Conical intersection of the ground and first excited states of water: energies and reduced density matrices from the anti-Hermitian contracted Schrödinger equation.

A conical intersection between the ground and first-excited states of water is computed through the direct calculation of two-electron reduced density matrices (2-RDMs) from solutions of the anti-Hermitian contracted Schrödinger equation (ACSE). This study is an extension of a previous study in which the ACSE was used to compute the energies around a conical intersection in the triplet excited states of methylene [Snyder, J. W., Jr.; Rothman, A. E.; Foley, J. J.; Mazziotti, D. A. J. Chem. Phys. 2010, 132, 154109]. We compute absolute energies of the 1(1)A' and 2(1)A' states of water (H(2)O) and the location of the conical intersection. The ACSE energies are compared to those from ab initio wave function methods. To treat multireference correlation, we seed the ACSE with an initial 2-RDM from a multiconfiguration self-consistent field (MCSCF) calculation. Unlike the situation for methylene, the two states in the vicinity of the conical intersection of water both have the same spatial symmetry.
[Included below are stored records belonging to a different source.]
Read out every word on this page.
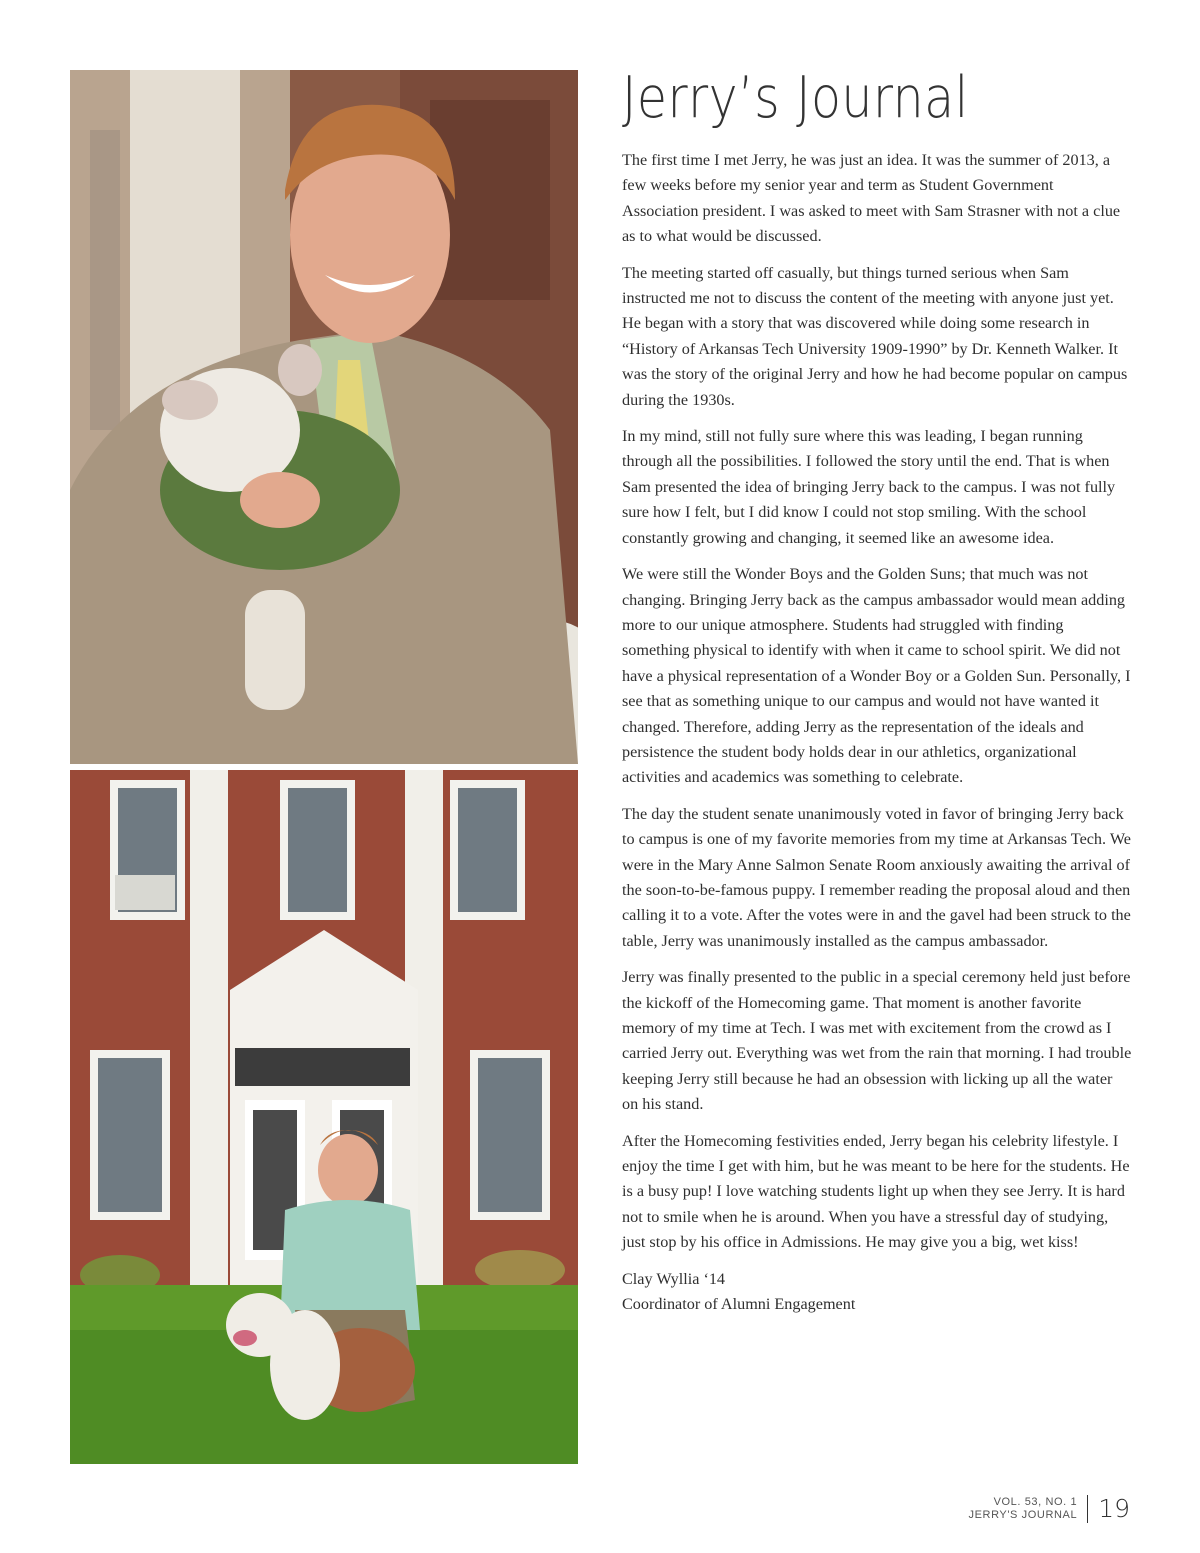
Jerry’s Journal

The first time I met Jerry, he was just an idea. It was the summer of 2013, a few weeks before my senior year and term as Student Government Association president. I was asked to meet with Sam Strasner with not a clue as to what would be discussed.

The meeting started off casually, but things turned serious when Sam instructed me not to discuss the content of the meeting with anyone just yet. He began with a story that was discovered while doing some research in “History of Arkansas Tech University 1909-1990” by Dr. Kenneth Walker. It was the story of the original Jerry and how he had become popular on campus during the 1930s.

In my mind, still not fully sure where this was leading, I began running through all the possibilities. I followed the story until the end. That is when Sam presented the idea of bringing Jerry back to the campus. I was not fully sure how I felt, but I did know I could not stop smiling. With the school constantly growing and changing, it seemed like an awesome idea.

We were still the Wonder Boys and the Golden Suns; that much was not changing. Bringing Jerry back as the campus ambassador would mean adding more to our unique atmosphere. Students had struggled with finding something physical to identify with when it came to school spirit. We did not have a physical representation of a Wonder Boy or a Golden Sun. Personally, I see that as something unique to our campus and would not have wanted it changed. Therefore, adding Jerry as the representation of the ideals and persistence the student body holds dear in our athletics, organizational activities and academics was something to celebrate.

The day the student senate unanimously voted in favor of bringing Jerry back to campus is one of my favorite memories from my time at Arkansas Tech. We were in the Mary Anne Salmon Senate Room anxiously awaiting the arrival of the soon-to-be-famous puppy. I remember reading the proposal aloud and then calling it to a vote. After the votes were in and the gavel had been struck to the table, Jerry was unanimously installed as the campus ambassador.

Jerry was finally presented to the public in a special ceremony held just before the kickoff of the Homecoming game. That moment is another favorite memory of my time at Tech. I was met with excitement from the crowd as I carried Jerry out. Everything was wet from the rain that morning. I had trouble keeping Jerry still because he had an obsession with licking up all the water on his stand.

After the Homecoming festivities ended, Jerry began his celebrity lifestyle. I enjoy the time I get with him, but he was meant to be here for the students. He is a busy pup! I love watching students light up when they see Jerry. It is hard not to smile when he is around. When you have a stressful day of studying, just stop by his office in Admissions. He may give you a big, wet kiss!

Clay Wyllia ‘14
Coordinator of Alumni Engagement
VOL. 53, NO. 1
JERRY'S JOURNAL 19
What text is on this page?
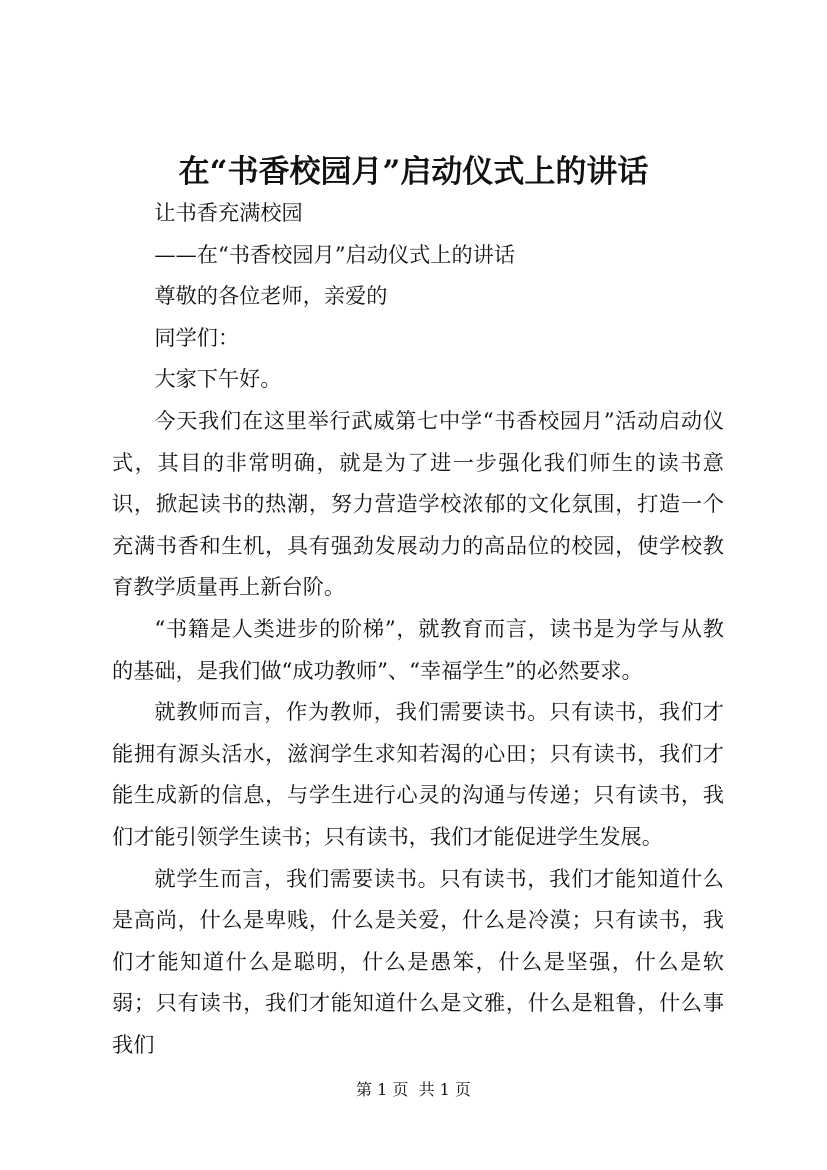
在“书香校园月”启动仪式上的讲话

让书香充满校园

——在“书香校园月”启动仪式上的讲话

尊敬的各位老师，亲爱的

同学们：

大家下午好。

今天我们在这里举行武威第七中学“书香校园月”活动启动仪式，其目的非常明确，就是为了进一步强化我们师生的读书意识，掀起读书的热潮，努力营造学校浓郁的文化氛围，打造一个充满书香和生机，具有强劲发展动力的高品位的校园，使学校教育教学质量再上新台阶。

“书籍是人类进步的阶梯”，就教育而言，读书是为学与从教的基础，是我们做“成功教师”、“幸福学生”的必然要求。

就教师而言，作为教师，我们需要读书。只有读书，我们才能拥有源头活水，滋润学生求知若渴的心田；只有读书，我们才能生成新的信息，与学生进行心灵的沟通与传递；只有读书，我们才能引领学生读书；只有读书，我们才能促进学生发展。

就学生而言，我们需要读书。只有读书，我们才能知道什么是高尚，什么是卑贱，什么是关爱，什么是冷漠；只有读书，我们才能知道什么是聪明，什么是愚笨，什么是坚强，什么是软弱；只有读书，我们才能知道什么是文雅，什么是粗鲁，什么事我们

第 1 页  共 1 页
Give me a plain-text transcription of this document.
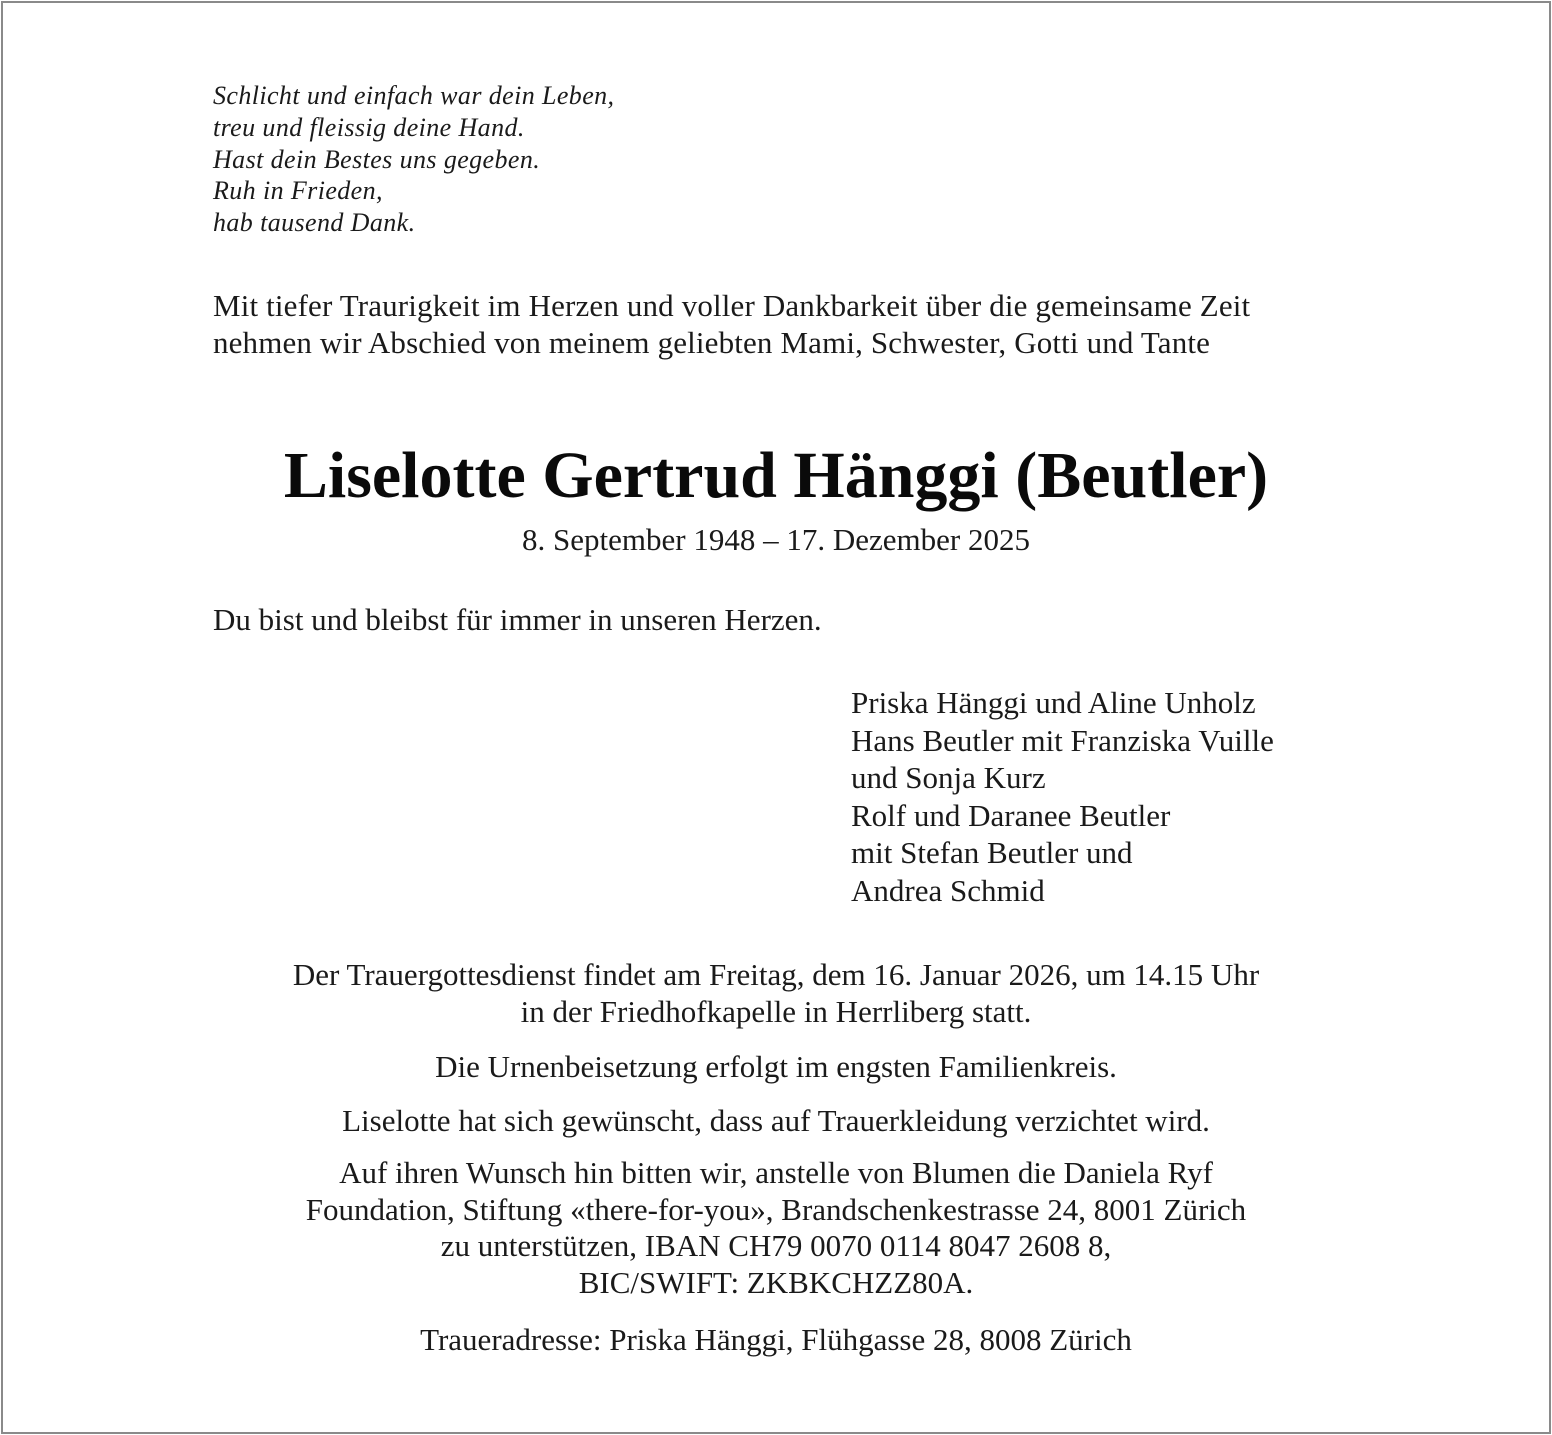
Schlicht und einfach war dein Leben,
treu und fleissig deine Hand.
Hast dein Bestes uns gegeben.
Ruh in Frieden,
hab tausend Dank.
Mit tiefer Traurigkeit im Herzen und voller Dankbarkeit über die gemeinsame Zeit nehmen wir Abschied von meinem geliebten Mami, Schwester, Gotti und Tante
Liselotte Gertrud Hänggi (Beutler)
8. September 1948 – 17. Dezember 2025
Du bist und bleibst für immer in unseren Herzen.
Priska Hänggi und Aline Unholz
Hans Beutler mit Franziska Vuille
und Sonja Kurz
Rolf und Daranee Beutler
mit Stefan Beutler und
Andrea Schmid
Der Trauergottesdienst findet am Freitag, dem 16. Januar 2026, um 14.15 Uhr
in der Friedhofkapelle in Herrliberg statt.
Die Urnenbeisetzung erfolgt im engsten Familienkreis.
Liselotte hat sich gewünscht, dass auf Trauerkleidung verzichtet wird.
Auf ihren Wunsch hin bitten wir, anstelle von Blumen die Daniela Ryf
Foundation, Stiftung «there-for-you», Brandschenkestrasse 24, 8001 Zürich
zu unterstützen, IBAN CH79 0070 0114 8047 2608 8,
BIC/SWIFT: ZKBKCHZZ80A.
Traueradresse: Priska Hänggi, Flühgasse 28, 8008 Zürich
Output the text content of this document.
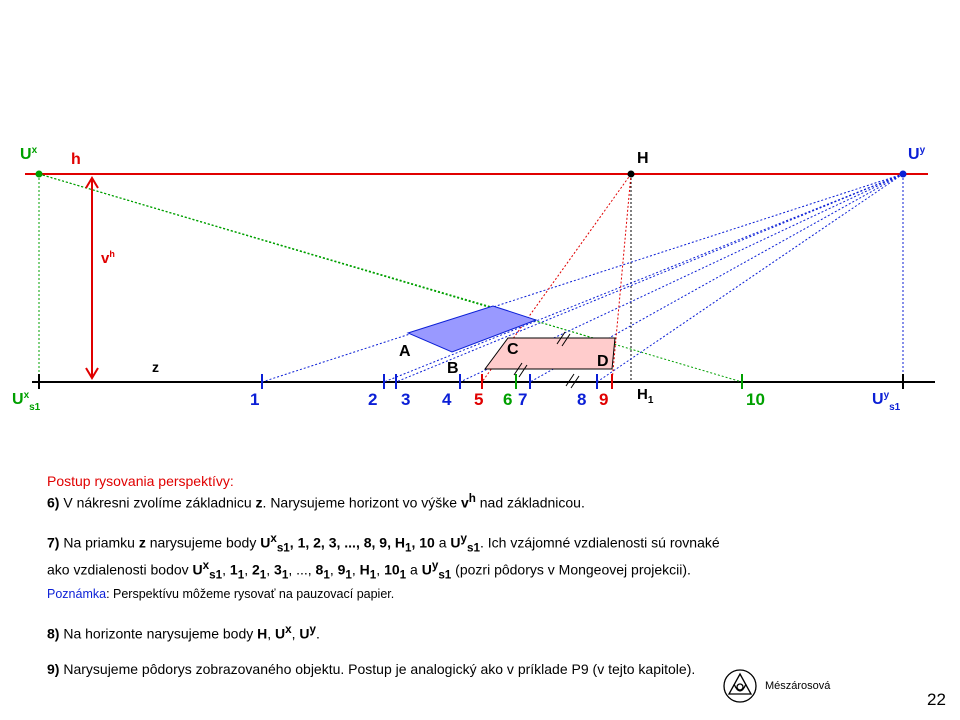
$U^x$	$U^y$
h	H
$v^h$
z
A
B
C
D
$H_1$
$U^x_{s1}$	$U^y_{s1}$
1	2 3 4 5 6 7	8 9	10

Postup rysovania perspektívy:

6) V nákresni zvolíme základnicu z. Narysujeme horizont vo výške $v^h$ nad základnicou.

7) Na priamku z narysujeme body $U^x_{s1}$, 1, 2, 3, ..., 8, 9, $H_1$, 10 a $U^y_{s1}$. Ich vzájomné vzdialenosti sú rovnaké

ako vzdialenosti bodov $U^x_{s1}$, $1_1$, $2_1$, $3_1$, ..., $8_1$, $9_1$, $H_1$, $10_1$ a $U^y_{s1}$ (pozri pôdorys v Mongeovej projekcii).

Poznámka: Perspektívu môžeme rysovať na pauzovací papier.

8) Na horizonte narysujeme body H, $U^x$, $U^y$.

9) Narysujeme pôdorys zobrazovaného objektu. Postup je analogický ako v príklade P9 (v tejto kapitole).

Mészárosová
22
Hence, the study demonstrates the ability of the ACSE to resolve states of the same spatial symmetry that are nearly degenerate in energy. The 2-RDMs from the ACSE nearly satisfy necessary N-representability conditions. Comparison of the results from double-ζ and augmented double-ζ basis sets demonstrates the importance of augmented (or diffuse) functions for determining the location of the conical intersection.